Another day, another classy Italian Gothic Barbara Steele joint, and in this case another one with some startling similarities to the previous year’s LONG HAIR OF DEATH. For the second time in two years, Barbara plays a woman murdered by a jealous lover who returns to get revenge in the form of another Barbara Steele. But whatever, it’s not like Seagal movies all have radically different plots or anything either. This is just Barbara’s thing, and she’s aces at it, even in the hands of a more minor Italian genre director -- in this case Mario Caiano (mostly known for his swords n’ sandals works, though by 1977 he had fallen upon times sufficiently hard to make the truly repellent-sounding Nazi hardcore sexploitation debacle NAZI LOVE CAMP 27).


This one is maybe a tad less obviously exploitative than LONG HAIR (no boobs, no maggot-ridden corpses), but it’s much more solidly constructed, with an unusually complete and satisfying screenplay that actually adds semi-logical complications and builds tension like a real movie would. LONG HAIR probably had more weird stuff, but it’s kind of a strange, meandering movie which needlessly convolutes what should theoretically be a pretty straightforward revenge plot.
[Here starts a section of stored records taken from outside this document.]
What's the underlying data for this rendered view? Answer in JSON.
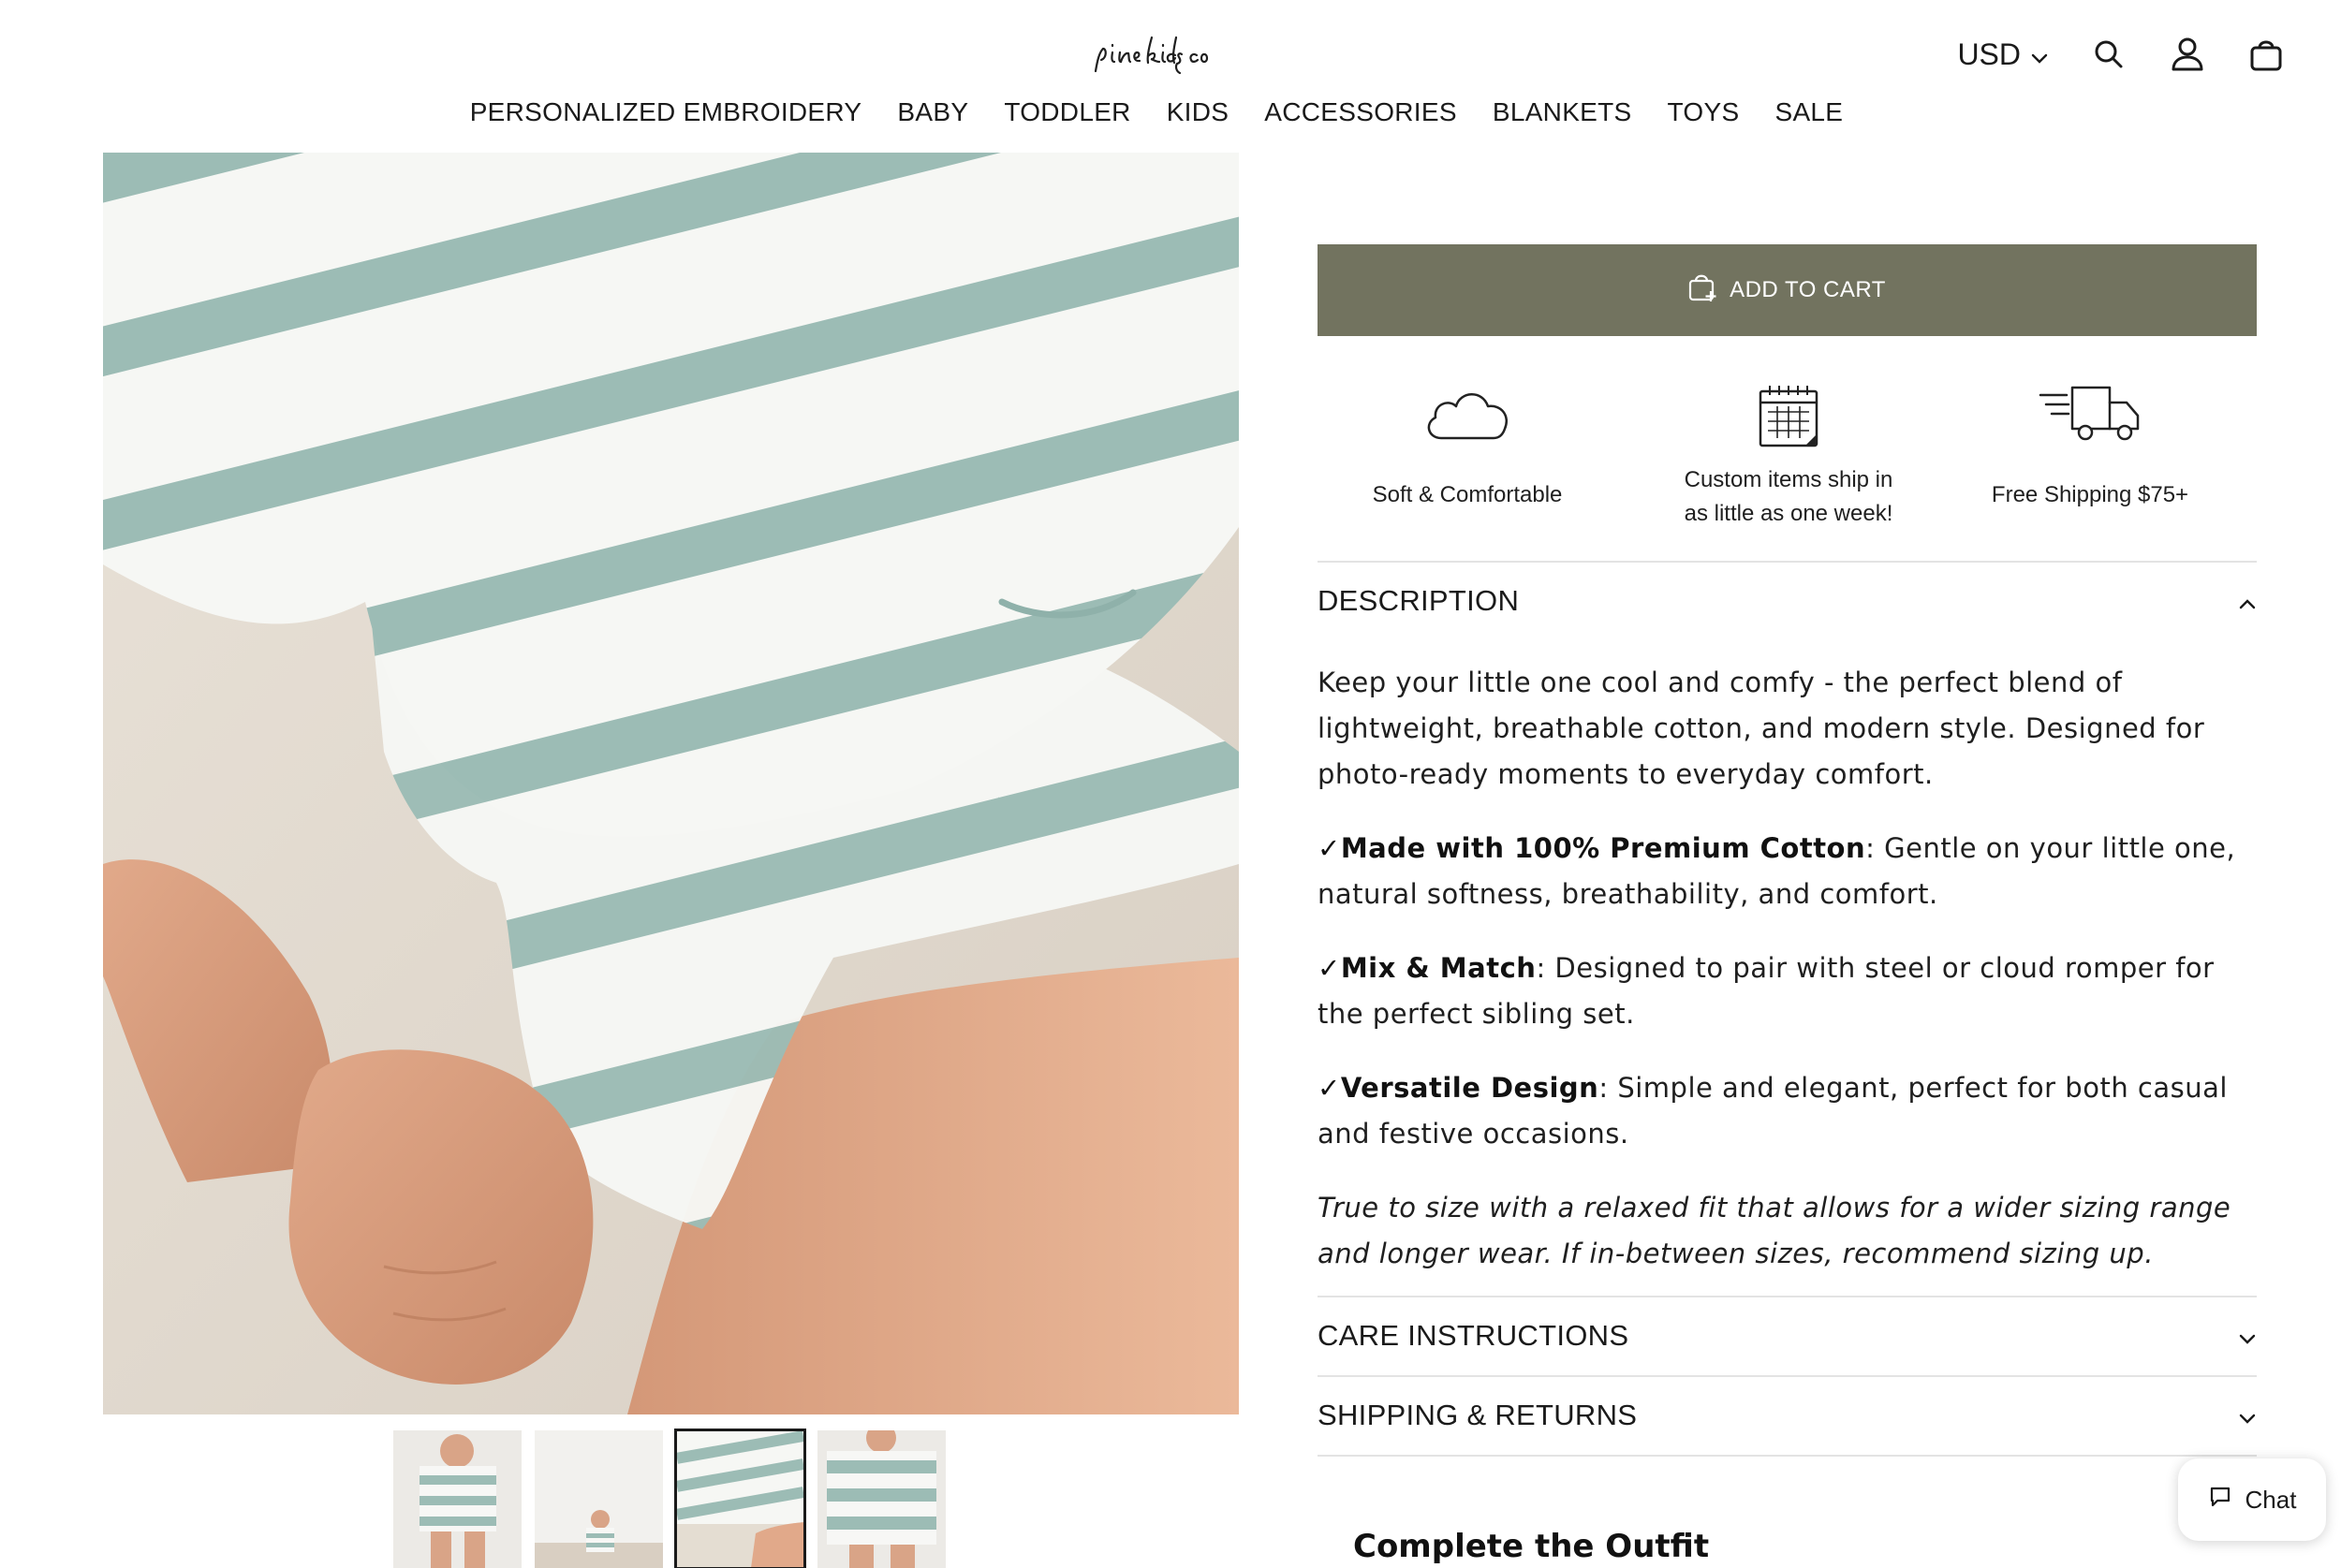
{
  "header": {
    "logo_text": "pine kids co",
    "currency": "USD",
    "icons": [
      "chevron-down-icon",
      "search-icon",
      "account-icon",
      "cart-icon"
    ]
  },
  "nav": {
    "items": [
      {
        "label": "PERSONALIZED EMBROIDERY"
      },
      {
        "label": "BABY"
      },
      {
        "label": "TODDLER"
      },
      {
        "label": "KIDS"
      },
      {
        "label": "ACCESSORIES"
      },
      {
        "label": "BLANKETS"
      },
      {
        "label": "TOYS"
      },
      {
        "label": "SALE"
      }
    ]
  },
  "gallery": {
    "main_image": "striped-romper-closeup",
    "thumbnails": [
      {
        "name": "child-standing-front",
        "active": false
      },
      {
        "name": "child-sitting-floor",
        "active": false
      },
      {
        "name": "romper-closeup",
        "active": true
      },
      {
        "name": "child-standing-close",
        "active": false
      }
    ]
  },
  "product": {
    "add_to_cart_label": "ADD TO CART",
    "features": [
      {
        "icon": "cloud-icon",
        "line1": "Soft & Comfortable",
        "line2": ""
      },
      {
        "icon": "calendar-icon",
        "line1": "Custom items ship in",
        "line2": "as little as one week!"
      },
      {
        "icon": "delivery-truck-icon",
        "line1": "Free Shipping $75+",
        "line2": ""
      }
    ]
  },
  "description": {
    "heading": "DESCRIPTION",
    "intro": "Keep your little one cool and comfy - the perfect blend of lightweight, breathable cotton, and modern style. Designed for photo-ready moments to everyday comfort.",
    "bullets": [
      {
        "check": "✓",
        "title": "Made with 100% Premium Cotton",
        "text": ": Gentle on your little one, natural softness, breathability, and comfort."
      },
      {
        "check": "✓",
        "title": "Mix & Match",
        "text": ": Designed to pair with steel or cloud romper for the perfect sibling set."
      },
      {
        "check": "✓",
        "title": "Versatile Design",
        "text": ": Simple and elegant, perfect for both casual and festive occasions."
      }
    ],
    "fit_note": "True to size with a relaxed fit that allows for a wider sizing range and longer wear. If in-between sizes, recommend sizing up."
  },
  "accordions": {
    "care": "CARE INSTRUCTIONS",
    "shipping": "SHIPPING & RETURNS"
  },
  "complete_outfit": "Complete the Outfit",
  "chat": {
    "label": "Chat"
  },
  "colors": {
    "button": "#72735f",
    "stripe": "#9cbcb5",
    "divider": "#e3e3e3"
  }
}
NIGHTMARE CASTLE gets to the point much more directly, with the despicable Dr. Arrowsmith (Paul Muller, JESS FRANCO’S DRACULA discovering his wife (Barbara Steel #1) shtupping the gardner (Rik Battaglia, DUCK, YOU SUCKA) and promptly murdering them both, but not before saving their hearts in a secret tank in a hidden compartment of a statue (for, you know, reasons). I know you Mens’ Rights types would consider this justified behavior, but did I mention Arrowsmith is himself banging the septuagenarian Lady MacBethian maid (Helga Linè, HORROR EXPRESS, HORROR RISES FROM THE TOMB), and using his ex’s blood in a bizarre medical procedure to make her young again? So sorry, no excuses.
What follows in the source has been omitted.